The deal may pose the largest risk to Wyeth. The company is finally hitting its stride after a decade of setbacks, having quietly reinvented itself as a biotech company. Its valuation has held up over the last year, dropping just 7.5%, compared with a 38% drop in the Standard & Poor's 500 Index. In accepting Pfizer shares, Wyeth would be putting itself in the hands of a company that has struggled to absorb large acquisitions in the past.
Most analysts discount the likelihood that another company will enter the fray and try to snatch Wyeth from Pfizer's clutches. Pfizer is already the biggest drug maker in the world by revenue and has more cash than its rivals. One company with the wherewithal to challenge Pfizer is Johnson & Johnson. But like Wyeth, which makes painkiller Advil, J&J has a large over-the-counter drug business, including Tylenol. Such overlap might make a combination of the two difficult to get past regulators.
Wyeth's attractiveness is still a big turnabout for a company that was in disarray nearly a decade ago. Formerly known as American Home Products, it made everything from food products to home goods like pots and pans.
During the 1990s and the early part of this decade, it became mired in lawsuits and controversies over the safety of its major drugs, including diet drugs that were pulled from the market after being linked to heart-valve damage. In 1999, it allotted $3.75 billion for a class-action settlement over the diet drugs. Those legal costs eventually ballooned to more than $21 billion as new claims emerged and many patients opted out of the settlement and continued to sue the company.
In the intervening years, Wyeth has transformed itself into a leader in vaccines and biotechnology. It co-markets Enbrel, an anti-inflammatory biologic, with Amgen Inc. Wyeth's share of revenue from Enbrel amounted to $2.9 billion in the first nine months of 2008. Sales of Enbrel continue to grow briskly, and because it is a biologic, generic competition isn't on the horizon.
Wyeth also built Prevnar, a childhood vaccine against pneumonia, ear infections and meningitis, into the first vaccine to exceed $1 billion in annual sales. Breaking with industry practice, Wyeth priced Prevnar expensively: It costs about $335 for a four-shot regimen.
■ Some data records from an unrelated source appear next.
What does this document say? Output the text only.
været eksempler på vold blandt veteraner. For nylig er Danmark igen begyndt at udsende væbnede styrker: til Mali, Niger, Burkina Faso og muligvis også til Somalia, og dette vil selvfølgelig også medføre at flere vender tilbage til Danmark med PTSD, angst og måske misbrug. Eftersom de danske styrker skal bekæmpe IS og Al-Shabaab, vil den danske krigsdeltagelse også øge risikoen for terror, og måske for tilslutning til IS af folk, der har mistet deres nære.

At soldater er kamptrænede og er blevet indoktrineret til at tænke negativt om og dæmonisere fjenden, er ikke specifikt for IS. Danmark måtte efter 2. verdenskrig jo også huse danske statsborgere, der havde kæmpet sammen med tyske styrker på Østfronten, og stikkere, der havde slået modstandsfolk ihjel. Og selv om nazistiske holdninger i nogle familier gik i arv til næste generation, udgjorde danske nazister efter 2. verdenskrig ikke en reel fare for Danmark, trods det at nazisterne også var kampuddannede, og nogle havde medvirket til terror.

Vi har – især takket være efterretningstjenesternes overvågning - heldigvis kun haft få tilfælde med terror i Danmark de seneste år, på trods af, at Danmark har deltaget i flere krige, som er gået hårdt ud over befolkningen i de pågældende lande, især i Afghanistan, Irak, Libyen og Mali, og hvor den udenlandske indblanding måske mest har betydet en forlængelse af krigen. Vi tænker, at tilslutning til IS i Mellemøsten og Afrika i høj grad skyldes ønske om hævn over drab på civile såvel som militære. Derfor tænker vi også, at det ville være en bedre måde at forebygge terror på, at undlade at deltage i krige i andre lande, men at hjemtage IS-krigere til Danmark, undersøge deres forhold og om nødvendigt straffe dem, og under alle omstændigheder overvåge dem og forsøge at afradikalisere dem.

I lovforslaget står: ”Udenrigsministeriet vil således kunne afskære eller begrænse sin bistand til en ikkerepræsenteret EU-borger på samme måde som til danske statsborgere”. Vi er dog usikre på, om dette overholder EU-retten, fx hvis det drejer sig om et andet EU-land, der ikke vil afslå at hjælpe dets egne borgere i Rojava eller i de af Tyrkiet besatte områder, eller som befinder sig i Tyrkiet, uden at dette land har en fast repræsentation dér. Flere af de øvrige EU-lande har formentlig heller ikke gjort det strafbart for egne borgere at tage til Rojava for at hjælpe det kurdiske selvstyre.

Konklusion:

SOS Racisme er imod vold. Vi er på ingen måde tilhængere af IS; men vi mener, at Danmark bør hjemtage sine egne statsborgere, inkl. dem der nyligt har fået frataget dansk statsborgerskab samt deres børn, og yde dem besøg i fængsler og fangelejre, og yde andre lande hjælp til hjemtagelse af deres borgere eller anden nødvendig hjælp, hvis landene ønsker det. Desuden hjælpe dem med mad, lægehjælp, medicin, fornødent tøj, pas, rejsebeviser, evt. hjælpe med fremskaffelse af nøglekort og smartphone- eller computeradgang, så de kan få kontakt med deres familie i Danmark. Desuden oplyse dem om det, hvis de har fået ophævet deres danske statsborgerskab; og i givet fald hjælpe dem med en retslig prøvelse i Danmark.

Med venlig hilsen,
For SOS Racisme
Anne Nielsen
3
The tactic was copied by other companies such as Merck & Co., which introduced an expensive cervical-cancer vaccine in 2006.
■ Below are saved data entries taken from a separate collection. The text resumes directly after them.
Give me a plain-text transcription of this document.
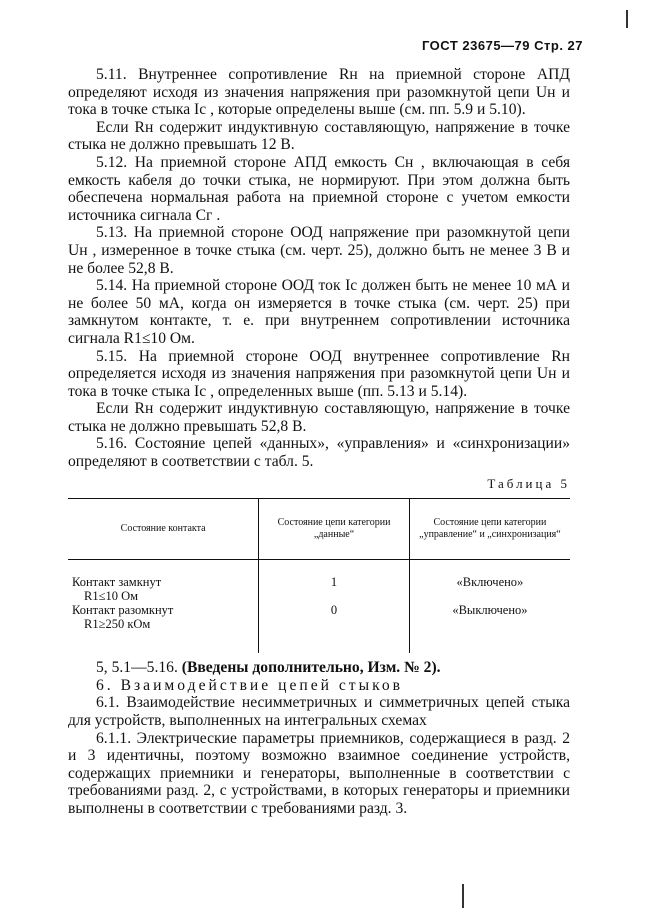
ГОСТ 23675—79 Стр. 27

5.11. Внутреннее сопротивление Rн на приемной стороне АПД определяют исходя из значения напряжения при разомкнутой цепи Uн и тока в точке стыка Iс , которые определены выше (см. пп. 5.9 и 5.10).

Если Rн содержит индуктивную составляющую, напряжение в точке стыка не должно превышать 12 В.

5.12. На приемной стороне АПД емкость Cн , включающая в себя емкость кабеля до точки стыка, не нормируют. При этом должна быть обеспечена нормальная работа на приемной стороне с учетом емкости источника сигнала Cг .

5.13. На приемной стороне ООД напряжение при разомкнутой цепи Uн , измеренное в точке стыка (см. черт. 25), должно быть не менее 3 В и не более 52,8 В.

5.14. На приемной стороне ООД ток Iс должен быть не менее 10 мА и не более 50 мА, когда он измеряется в точке стыка (см. черт. 25) при замкнутом контакте, т. е. при внутреннем сопротивлении источника сигнала R1≤10 Ом.

5.15. На приемной стороне ООД внутреннее сопротивление Rн определяется исходя из значения напряжения при разомкнутой цепи Uн и тока в точке стыка Iс , определенных выше (пп. 5.13 и 5.14).

Если Rн содержит индуктивную составляющую, напряжение в точке стыка не должно превышать 52,8 В.

5.16. Состояние цепей «данных», «управления» и «синхронизации» определяют в соответствии с табл. 5.

Таблица 5
Состояние контакта	Состояние цепи категории „данные“	Состояние цепи категории „управление“ и „синхронизация“

Контакт замкнут
R1≤10 Ом	1	«Включено»

Контакт разомкнут
R1≥250 кОм	0	«Выключено»

5, 5.1—5.16. (Введены дополнительно, Изм. № 2).

6. Взаимодействие цепей стыков

6.1. Взаимодействие несимметричных и симметричных цепей стыка для устройств, выполненных на интегральных схемах

6.1.1. Электрические параметры приемников, содержащиеся в разд. 2 и 3 идентичны, поэтому возможно взаимное соединение устройств, содержащих приемники и генераторы, выполненные в соответствии с требованиями разд. 2, с устройствами, в которых генераторы и приемники выполнены в соответствии с требованиями разд. 3.
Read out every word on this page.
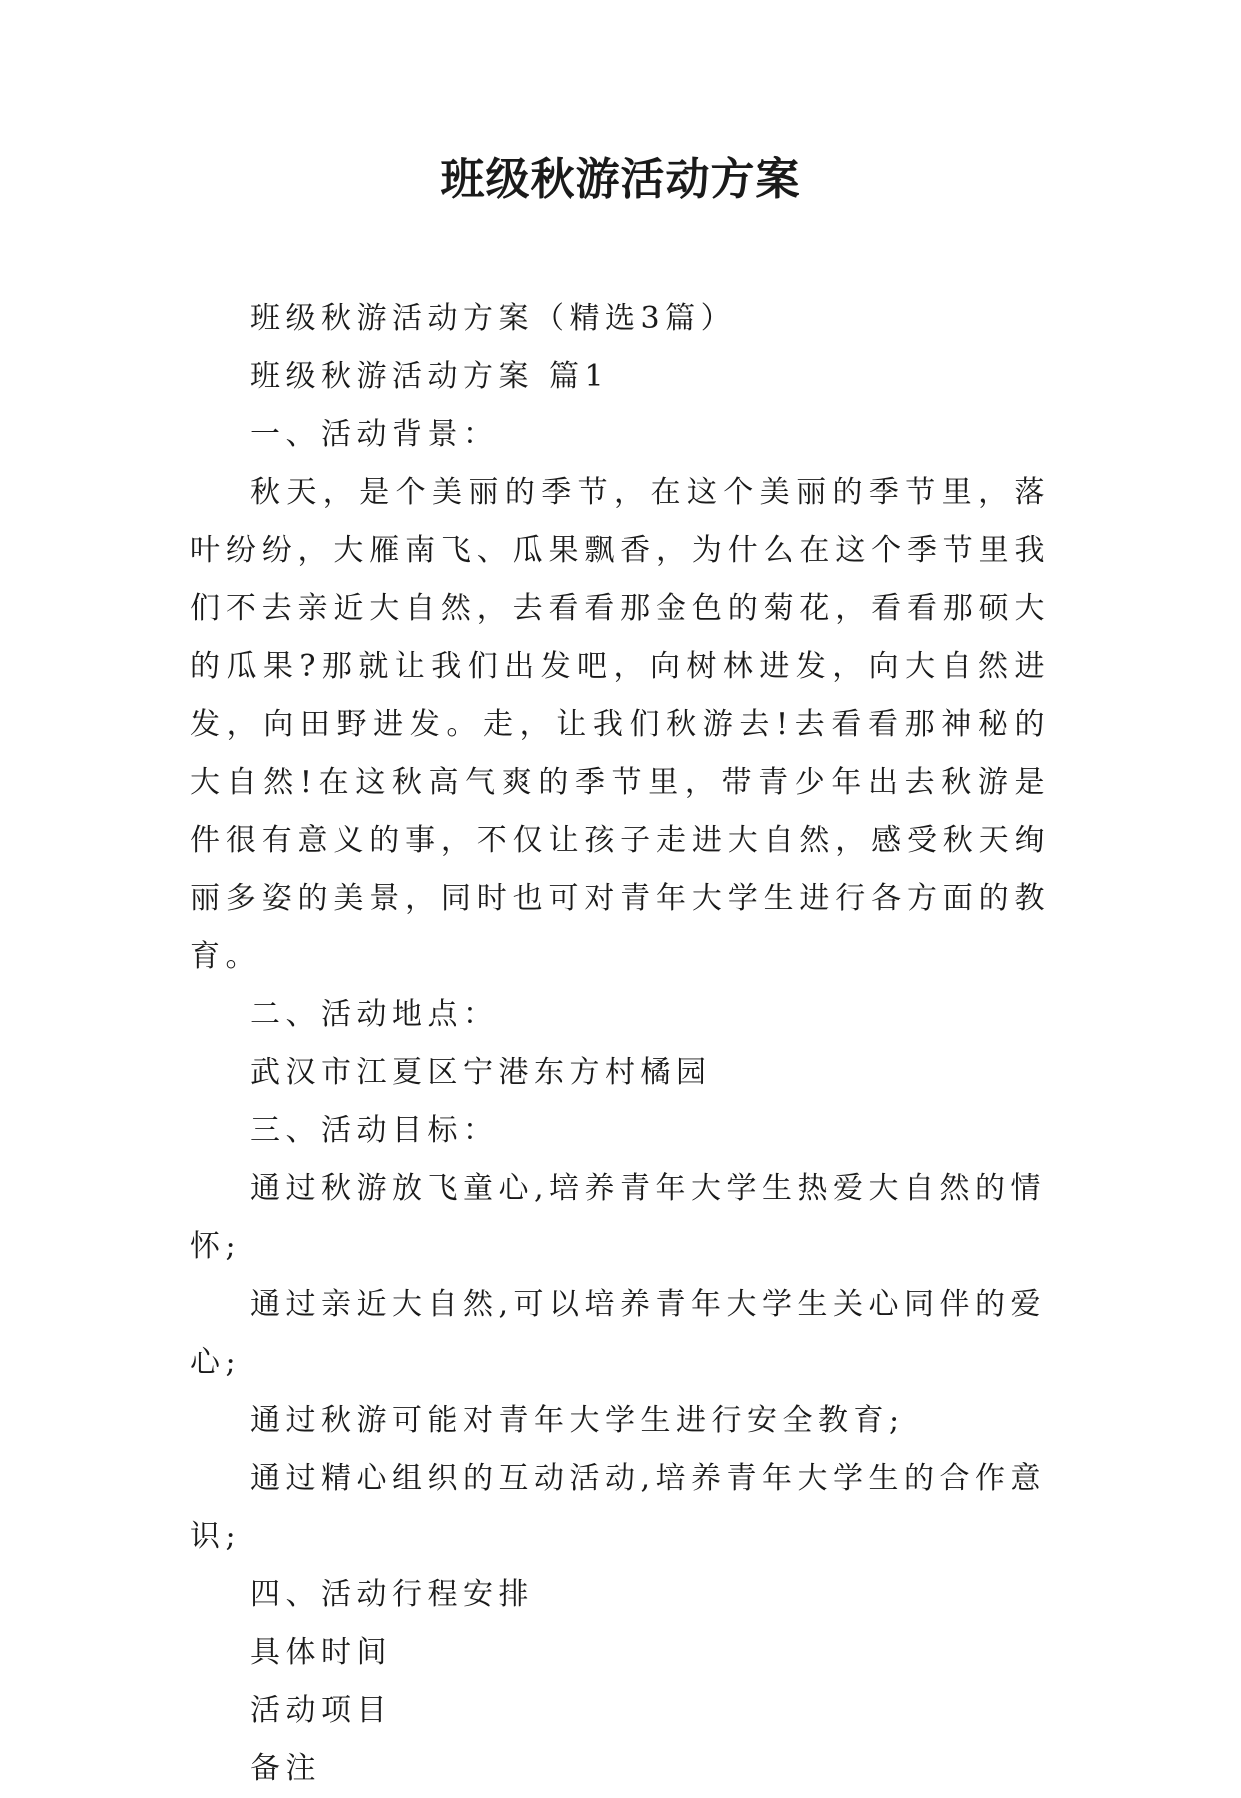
班级秋游活动方案

班级秋游活动方案（精选3篇）

班级秋游活动方案 篇1

一、活动背景：

秋天，是个美丽的季节，在这个美丽的季节里，落叶纷纷，大雁南飞、瓜果飘香，为什么在这个季节里我们不去亲近大自然，去看看那金色的菊花，看看那硕大的瓜果?那就让我们出发吧，向树林进发，向大自然进发，向田野进发。走，让我们秋游去!去看看那神秘的大自然!在这秋高气爽的季节里，带青少年出去秋游是件很有意义的事，不仅让孩子走进大自然，感受秋天绚丽多姿的美景，同时也可对青年大学生进行各方面的教育。

二、活动地点：

武汉市江夏区宁港东方村橘园

三、活动目标：

通过秋游放飞童心,培养青年大学生热爱大自然的情怀;

通过亲近大自然,可以培养青年大学生关心同伴的爱心;

通过秋游可能对青年大学生进行安全教育;

通过精心组织的互动活动,培养青年大学生的合作意识;

四、活动行程安排

具体时间

活动项目

备注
At the same time, Wyeth's struggles with traditional pills contributed to a falling share price and made the company a cheaper takeover target. For instance, expecting that its blockbuster antidepressant Effexor XR would face generic competition by 2010, Wyeth developed a replacement, called Pristiq, that was derived from Effexor and is the sort of follow-on drug that has led to criticism of major drug makers. The company had trouble winning Food and Drug Administration approval for Pristiq, and since it went on the market in early 2008, sales have been disappointing.
Sales of another blockbuster Wyeth pharmaceutical product, the heartburn remedy Protonix, plunged last year after a generic competitor surprised Wyeth on Christmas Eve 2007 by launching a copycat version in the middle of litigation over Protonix's patent.
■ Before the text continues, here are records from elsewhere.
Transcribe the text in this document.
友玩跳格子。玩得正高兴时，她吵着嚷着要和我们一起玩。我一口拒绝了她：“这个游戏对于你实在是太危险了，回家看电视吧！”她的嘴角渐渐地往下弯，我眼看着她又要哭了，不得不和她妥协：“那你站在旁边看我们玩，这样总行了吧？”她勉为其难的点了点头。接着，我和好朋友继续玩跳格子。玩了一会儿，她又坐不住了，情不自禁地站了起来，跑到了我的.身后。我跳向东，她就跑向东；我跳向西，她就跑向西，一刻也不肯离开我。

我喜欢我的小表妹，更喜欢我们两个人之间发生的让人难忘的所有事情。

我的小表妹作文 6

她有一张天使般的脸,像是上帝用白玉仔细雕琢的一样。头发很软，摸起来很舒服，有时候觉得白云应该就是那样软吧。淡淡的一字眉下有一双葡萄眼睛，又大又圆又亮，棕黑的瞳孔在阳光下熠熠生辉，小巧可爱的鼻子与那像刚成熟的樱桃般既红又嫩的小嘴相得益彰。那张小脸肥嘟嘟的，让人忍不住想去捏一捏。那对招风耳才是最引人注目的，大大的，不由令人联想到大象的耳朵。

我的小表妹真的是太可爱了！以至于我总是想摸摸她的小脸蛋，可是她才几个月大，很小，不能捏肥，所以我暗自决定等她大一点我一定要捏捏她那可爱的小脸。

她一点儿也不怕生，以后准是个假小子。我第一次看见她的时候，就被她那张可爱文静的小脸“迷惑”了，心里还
Another cloud hanging over Wyeth's stock price has been disappointing data from its experimental Alzheimer's vaccine, which it is co-developing with Ireland's Elan Corp. The vaccine, like Enbrel and Prevnar before it, shows Wyeth's willingness to gamble. Many scientists are skeptical of its efficacy. But, if it does end up working and is approved by the FDA, the payoff could be big.
—Shirley S. Wang and Jeanne Whalen contributed to this article.